Configuration Management
Some workloads which are not in Kubernetes, yet, are fully managed by Ansible, so we rarely need to touch the instances ourselves, all softwares and configurations, including backup mechanism and network routing inside the instances are declaratively written in Ansible roles and playbooks. So, again, one single ansible-playbook
command is enough to provision as many servers as we want.
Kubernetes
By leveraging managed-service from AWS, we can be able to have a Kubernetes cluster to manage and deploy to all environments, like development, staging, production, etc. by just helm upgrade
command. The scaling is done via Kubernetes add-ons like cluster-autoscaler
and the high-availability is ensured by the scheduling and health-check natively come from Kubernetes itself. We are at 30-40 different applications per environment for now but thanks to Kubernetes, we can add one in just a few minutes.
Continuous Integration
We heavily used GitLab CI/CD Pipeline to have all the applications automatically integrated, tested and deployed against different environments. For production of course we have more strictly progress to ensure business continuity. At this time we can have 20-30 concurrent jobs running at the same time for various types of technical stacks, like Java, Angular, Android, Nodejs, etc. with minimal cost, as all those jobs are scheduled by GitLab Runner running in our Kubernetes as well.
Growth Comes with Cost
Of course there will always be risks, especially when you have a lot of traffic coming without any hint. So a strong foundation of observability stack is very important. That includes, but not limited to:
- Logging: the log must be easy to reach, to parse and be consistent with different applications
- Metrics: both historical and realtime, we need to have a way to look at everything related to infrastructure, CPU, memory, processes, network, bandwidth, etc.
- Tracing: how applications are interacting with each other and each client, a request from a client, how did it come into the system and how data flow, and what is the room for improvements
Now from just a few EC2 instances, we need to face with a lot of other problems and each of them comes with various solutions, with its own pros and cons. An important lesson learned here, is to accept the risk and spend the effort to try on things and always have a backup plan, you have a few customers, you can be on the luck streak that they won't complain due to a few hours of downtime. Try to imagine if you need to serve on million.

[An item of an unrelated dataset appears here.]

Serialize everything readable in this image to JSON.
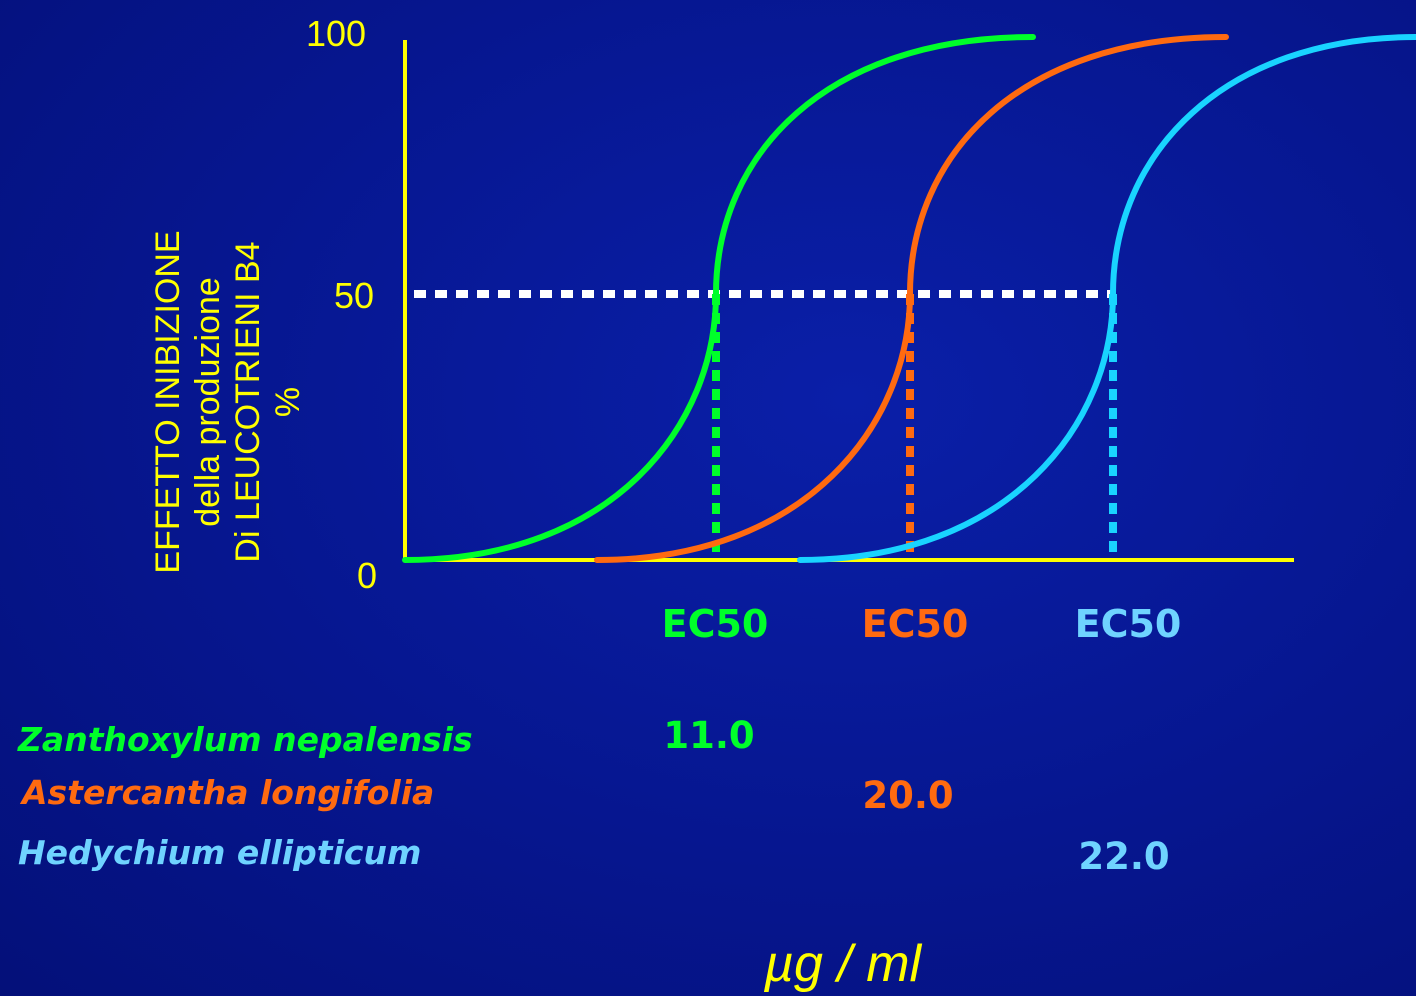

Where Do We Come From Here?
There are always a lot of opportunities to explore, and our ultimate outcome is always to satify all our users - not only the students and teachers, but also other team members, stakeholders, board of managements, investors, etc. We are still in the very beginning of the journey and we expect to see next million around the corner soon. Always be prepared and consider the risk with opportunity is a battle field for us to lean on. Let's see what we can achieve in next year!